I'm creating a PowerPoint with Python pptx and my query result string contains the html '<br><br>
' and I'm trying to replace it with '\n' like:
TDsFirst = "\n" + self.TxtStringFromSQLserver.replace('<br><br>', '\n')
TDPs = TDPsFirst.replace('<br>', '\n')
TipDPsText_run.text = TDPs
This results in the lines ending with '_x000D_
'
What am I doing wrong? How can I convert the '<br>
' to returns?
This behavior is a little bit new, but is the expected behavior:
https://python-pptx.readthedocs.io/en/latest/api/text.html#pptx.text.text._Run.text
A run can only contain text. A line-break or paragraph boundary happens at a higher level. In particular, a line-break can only occur between runs, inside a paragraph. A paragraph "break" can only occur in a text-frame, between, well, paragraphs.
So depending on what you're trying to do, the solution may just be to make the assignment at the text-frame level rather than the run level as your variable-name TipDPsText_run
suggests. Line-feed characters (\n
) are accepted by TextFrame.text
and are turned into paragraph boundaries.
That may not entirely solve the problem, but it may (I give it an 90% likelihood) and will at least change the question to one that can be solved.

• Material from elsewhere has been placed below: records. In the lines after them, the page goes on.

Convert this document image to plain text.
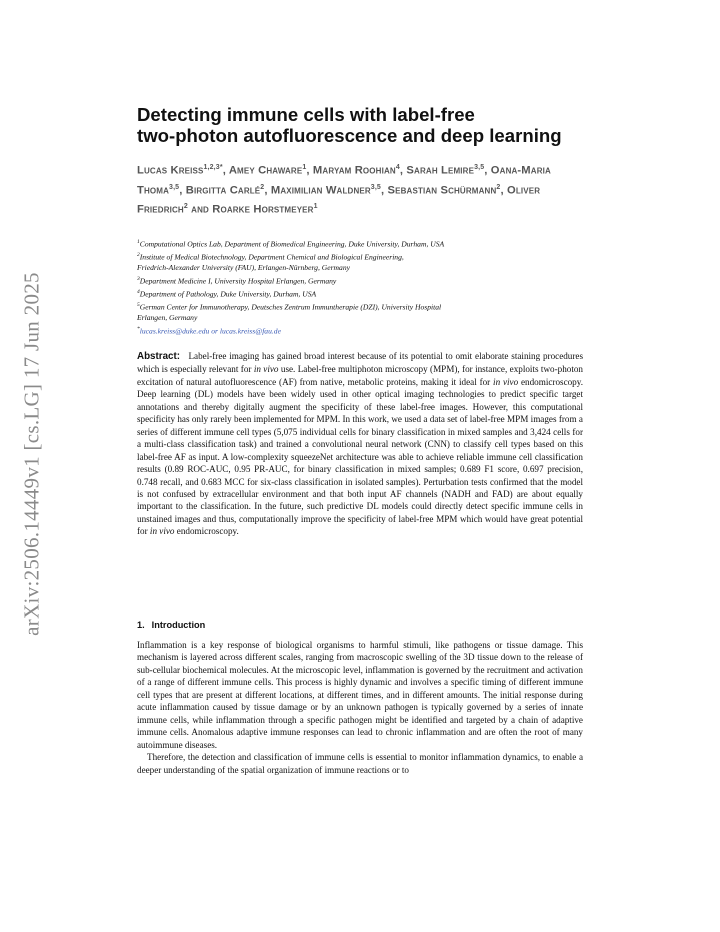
arXiv:2506.14449v1 [cs.LG] 17 Jun 2025
Detecting immune cells with label-free
two-photon autofluorescence and deep learning
Lucas Kreiss$^{1,2,3*}$, Amey Chaware$^1$, Maryam Roohian$^4$, Sarah Lemire$^{3,5}$, Oana-Maria Thoma$^{3,5}$, Birgitta Carlé$^2$, Maximilian Waldner$^{3,5}$, Sebastian Schürmann$^2$, Oliver Friedrich$^2$ and Roarke Horstmeyer$^1$
$^1$Computational Optics Lab, Department of Biomedical Engineering, Duke University, Durham, USA
$^2$Institute of Medical Biotechnology, Department Chemical and Biological Engineering,
Friedrich-Alexander University (FAU), Erlangen-Nürnberg, Germany
$^3$Department Medicine I, University Hospital Erlangen, Germany
$^4$Department of Pathology, Duke University, Durham, USA
$^5$German Center for Immunotherapy, Deutsches Zentrum Immuntherapie (DZI), University Hospital
Erlangen, Germany
*lucas.kreiss@duke.edu or lucas.kreiss@fau.de
Abstract: Label-free imaging has gained broad interest because of its potential to omit elaborate staining procedures which is especially relevant for in vivo use. Label-free multiphoton microscopy (MPM), for instance, exploits two-photon excitation of natural autofluorescence (AF) from native, metabolic proteins, making it ideal for in vivo endomicroscopy. Deep learning (DL) models have been widely used in other optical imaging technologies to predict specific target annotations and thereby digitally augment the specificity of these label-free images. However, this computational specificity has only rarely been implemented for MPM. In this work, we used a data set of label-free MPM images from a series of different immune cell types (5,075 individual cells for binary classification in mixed samples and 3,424 cells for a multi-class classification task) and trained a convolutional neural network (CNN) to classify cell types based on this label-free AF as input. A low-complexity squeezeNet architecture was able to achieve reliable immune cell classification results (0.89 ROC-AUC, 0.95 PR-AUC, for binary classification in mixed samples; 0.689 F1 score, 0.697 precision, 0.748 recall, and 0.683 MCC for six-class classification in isolated samples). Perturbation tests confirmed that the model is not confused by extracellular environment and that both input AF channels (NADH and FAD) are about equally important to the classification. In the future, such predictive DL models could directly detect specific immune cells in unstained images and thus, computationally improve the specificity of label-free MPM which would have great potential for in vivo endomicroscopy.
1. Introduction

Inflammation is a key response of biological organisms to harmful stimuli, like pathogens or tissue damage. This mechanism is layered across different scales, ranging from macroscopic swelling of the 3D tissue down to the release of sub-cellular biochemical molecules. At the microscopic level, inflammation is governed by the recruitment and activation of a range of different immune cells. This process is highly dynamic and involves a specific timing of different immune cell types that are present at different locations, at different times, and in different amounts. The initial response during acute inflammation caused by tissue damage or by an unknown pathogen is typically governed by a series of innate immune cells, while inflammation through a specific pathogen might be identified and targeted by a chain of adaptive immune cells. Anomalous adaptive immune responses can lead to chronic inflammation and are often the root of many autoimmune diseases.

Therefore, the detection and classification of immune cells is essential to monitor inflammation dynamics, to enable a deeper understanding of the spatial organization of immune reactions or to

UPDATE: After further review of the code, in fact a newline by itself "\x0A"
is accepted by Run.text
and placed unchanged into the XML where it probably looks pretty much like a line-break. This legacy courtesy does not extend to carriage-return "\x0D"
which is rendered just as you see as "_x000D_"
. This extra CR byte is in there because you're running on Windows. Accordingly, you may be able to work around this by using "\x0A"
instead of "\n"
in your text assignment. But I recommend the text-frame level assignment as the more approach more consistent with PowerPoint behavior, where typing in a carriage-return creates a new paragraph.